External enclosure for 5-1/4 drive...
Don Y
dgy at DakotaCom.Net
Sat Apr 8 22:06:19 CDT 2006
Fred Cisin wrote:
> On Sat, 8 Apr 2006, Don Y wrote:
>>> There are lots of USB 3.5" 1.4M drives.
>>> There are several SCSI 3.5" drives (most Floptical (usually SCSI) drives
>>> can do 1.4M)
>>> But I don't know of any of those that can be easily modified to support
>>> 5.25" or 8" drives.
>> If they use a conventional floppy within, the 5" and 3.5" use
>> nearly identical signals.
>
> I don't know of ANY USB nor SCSI 3.5" drives that DO use a "conventional"
> floppy within.
I don't know. I only use a USB *disk* -- and even then, only
if I don't have a SCSI HA in the machine I am moving to/from.
> The common USB drives do NOT convert USB to anything even
> vaguely resembling SA400.
>
>> Problem would be what assumptions
>> the firmware therein makes...
>
> Let's solve the hardware problem first, THEN worry about the firmware.
>
>>> Howzbout:
>>> take a small PC, with either USB or SCSI, with appropriate drives, and use
>>> the PC itself as a slave device controller.
>> Or, just write your media on the PC and skip the interface altogether
>> :> (that's how I handle 8")
>
> The original requestor asked about an external USB or SCSI 5.25".
> That MIGHT mean that he wants to hang the external drive on something
> not completely PC compatible (such as a Mac, or a Dell laptop)
And I was suggesting handling the media on another machine
that *can* handle it. I don't have DLT's or MO's on all
my machines -- when I need to access this type of medium,
I go to a machine that *has*! :-/
>> You can *buy* a SCSI<->floppy interface if you really want to spend
>> a lot of money on that. It just seems like a huge waste of $$$
>> (though I am sure there are cases where it might be desirable/needed)
>
> I've had SCSI <-> ST506/412.
> Do you know a source for a SCSI <-> SA400/800 ?

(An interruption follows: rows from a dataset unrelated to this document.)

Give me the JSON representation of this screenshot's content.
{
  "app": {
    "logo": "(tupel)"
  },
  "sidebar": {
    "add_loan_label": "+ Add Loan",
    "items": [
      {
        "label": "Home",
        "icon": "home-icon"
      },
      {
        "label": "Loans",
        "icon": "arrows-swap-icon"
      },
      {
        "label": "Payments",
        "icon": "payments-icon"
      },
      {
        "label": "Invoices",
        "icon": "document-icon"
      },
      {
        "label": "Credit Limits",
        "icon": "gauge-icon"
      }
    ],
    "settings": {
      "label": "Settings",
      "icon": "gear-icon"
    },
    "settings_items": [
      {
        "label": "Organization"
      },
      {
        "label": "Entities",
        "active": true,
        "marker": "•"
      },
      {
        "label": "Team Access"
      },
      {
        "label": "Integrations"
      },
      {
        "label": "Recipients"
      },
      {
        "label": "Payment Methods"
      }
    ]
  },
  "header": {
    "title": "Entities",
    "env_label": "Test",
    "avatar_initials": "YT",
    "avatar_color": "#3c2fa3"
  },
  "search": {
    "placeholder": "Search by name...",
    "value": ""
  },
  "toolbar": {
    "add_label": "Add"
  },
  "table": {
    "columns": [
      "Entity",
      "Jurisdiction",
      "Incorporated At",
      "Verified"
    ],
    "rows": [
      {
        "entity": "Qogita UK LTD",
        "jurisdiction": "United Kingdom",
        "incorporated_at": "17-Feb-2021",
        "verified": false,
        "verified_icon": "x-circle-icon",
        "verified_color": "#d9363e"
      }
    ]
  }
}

*Some* workstation (I thought it was SPARCs) had SCSI floppies.
I also have a design for a SCSI<->4 floppy controller
that I did >15 years ago. I can try to dig up the schematics
and sources for it. But, I sspect many of the componentss
that it used are no longer available (?). I know getting
the 647180's as "engineering samples" was a real problem;
and I am not sure the 5380 (5830?) is even manufactured any
more... I was tickled that the PCB was exactly the size
of a 5" floppy (though it was designed for 8" media
originally -- a few extra wires in the diskette interface
cable and support for the "door lock", IIRC)
By far, the easiest thing to do would be a USB<->floppy
nowadays... microcontroller + floppy controller/COMBO
(unless you want to pinch pennies and do an Apple style
floppy controller implemented in software...)
I'll see if I can find my drawing set and any paperwork
(contractual obligations) governing it.